2
votes

I'm Erlang newbie. and I got a question about the ets tables.

I have two ets tables, and I need insert or delete values from both.

insert(V) ->
  ets:insert(table_test,V),
  ets:insert(table_cp,V).

delete(V)->
  ets:delete(table_test,V),
  ets:delete(table_cp,V). 

how can I guarantee the operation was success or failed in both?

for example, the insert operation, if there is something wrong at ets:insert(table_cp,V), shall I delete the value from talbe_test?

same to delete, if ets:delete(table_cp,V) failed, shall I re-insert the value ?

please help.

1
You say you are an Erlang newbie, but you already decided to avoid Mnesia? As @Amiramix's answer points out, Mnesia is the easiest way to have transaction semantics. It is built-in with Erlang, so no additional dependencies, and can be configured to be in-memory only (no filesystem access), if that is what you are trying to accomplish.marco.m

1 Answers

6
votes

What you are asking for is a transaction. ETS doesn't support transactions. Even if you don't insert the value in the other table if the first insert wasn't successful, you can't guarantee that you insert the second value if the first insert is successful because something may happen between those two writes, e.g. the process may die.

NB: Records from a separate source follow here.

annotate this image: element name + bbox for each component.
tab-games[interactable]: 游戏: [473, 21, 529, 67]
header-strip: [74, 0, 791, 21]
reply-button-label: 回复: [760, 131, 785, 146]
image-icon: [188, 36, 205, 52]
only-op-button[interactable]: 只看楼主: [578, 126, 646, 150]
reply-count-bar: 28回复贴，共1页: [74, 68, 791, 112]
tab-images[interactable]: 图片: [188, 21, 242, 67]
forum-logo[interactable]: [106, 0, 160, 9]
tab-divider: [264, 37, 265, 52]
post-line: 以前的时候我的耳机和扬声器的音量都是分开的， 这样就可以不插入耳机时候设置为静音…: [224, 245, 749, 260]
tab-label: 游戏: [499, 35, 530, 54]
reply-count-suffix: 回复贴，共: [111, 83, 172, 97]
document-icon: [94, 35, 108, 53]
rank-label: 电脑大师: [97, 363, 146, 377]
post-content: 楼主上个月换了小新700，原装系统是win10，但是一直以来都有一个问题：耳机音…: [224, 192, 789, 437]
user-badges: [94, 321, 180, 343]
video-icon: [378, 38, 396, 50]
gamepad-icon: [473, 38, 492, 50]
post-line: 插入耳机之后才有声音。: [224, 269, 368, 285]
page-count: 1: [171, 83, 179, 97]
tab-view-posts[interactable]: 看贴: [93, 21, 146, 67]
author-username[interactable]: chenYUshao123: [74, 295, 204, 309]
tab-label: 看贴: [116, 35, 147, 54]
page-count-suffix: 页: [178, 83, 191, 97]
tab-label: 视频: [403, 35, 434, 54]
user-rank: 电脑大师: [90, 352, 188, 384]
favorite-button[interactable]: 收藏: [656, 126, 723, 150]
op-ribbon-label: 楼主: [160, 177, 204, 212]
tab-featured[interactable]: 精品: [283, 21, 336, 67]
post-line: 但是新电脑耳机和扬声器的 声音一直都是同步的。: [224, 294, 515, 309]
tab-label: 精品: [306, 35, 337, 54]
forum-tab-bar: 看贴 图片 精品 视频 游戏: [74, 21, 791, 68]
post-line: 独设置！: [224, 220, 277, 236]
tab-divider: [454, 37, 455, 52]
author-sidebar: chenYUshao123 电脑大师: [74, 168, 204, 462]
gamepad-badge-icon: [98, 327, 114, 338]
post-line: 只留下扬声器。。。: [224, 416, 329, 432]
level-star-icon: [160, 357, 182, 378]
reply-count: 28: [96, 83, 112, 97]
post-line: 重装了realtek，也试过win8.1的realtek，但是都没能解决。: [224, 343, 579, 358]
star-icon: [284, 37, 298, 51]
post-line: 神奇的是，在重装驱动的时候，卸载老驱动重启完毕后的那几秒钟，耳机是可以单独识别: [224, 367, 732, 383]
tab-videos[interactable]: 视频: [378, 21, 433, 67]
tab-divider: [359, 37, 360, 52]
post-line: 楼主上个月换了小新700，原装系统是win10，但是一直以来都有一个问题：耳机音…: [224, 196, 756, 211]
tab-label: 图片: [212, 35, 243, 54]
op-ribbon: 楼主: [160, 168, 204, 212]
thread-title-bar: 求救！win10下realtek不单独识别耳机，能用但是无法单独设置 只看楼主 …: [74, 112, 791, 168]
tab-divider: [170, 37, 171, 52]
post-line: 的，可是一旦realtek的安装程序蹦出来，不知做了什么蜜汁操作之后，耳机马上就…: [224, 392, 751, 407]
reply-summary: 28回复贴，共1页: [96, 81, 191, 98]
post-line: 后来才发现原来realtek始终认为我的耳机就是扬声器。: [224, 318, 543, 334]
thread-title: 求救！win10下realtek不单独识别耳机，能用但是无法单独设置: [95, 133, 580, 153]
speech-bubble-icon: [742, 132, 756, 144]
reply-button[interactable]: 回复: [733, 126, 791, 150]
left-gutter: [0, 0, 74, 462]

If you need transactions please consider mnesia which is built on top of ETS and provides support for transactions, even across distributed Erlang nodes.

It all depends how much you need to rely on the value being inserted to both or neither. If your application can survive (work correctly) with the value inserted only to one of those tables, or if it is able to correct the value if it's inserted incorrectly, then a programmatic handling of failures as you described may work fine. Otherwise ETS wouldn't be the right data structure.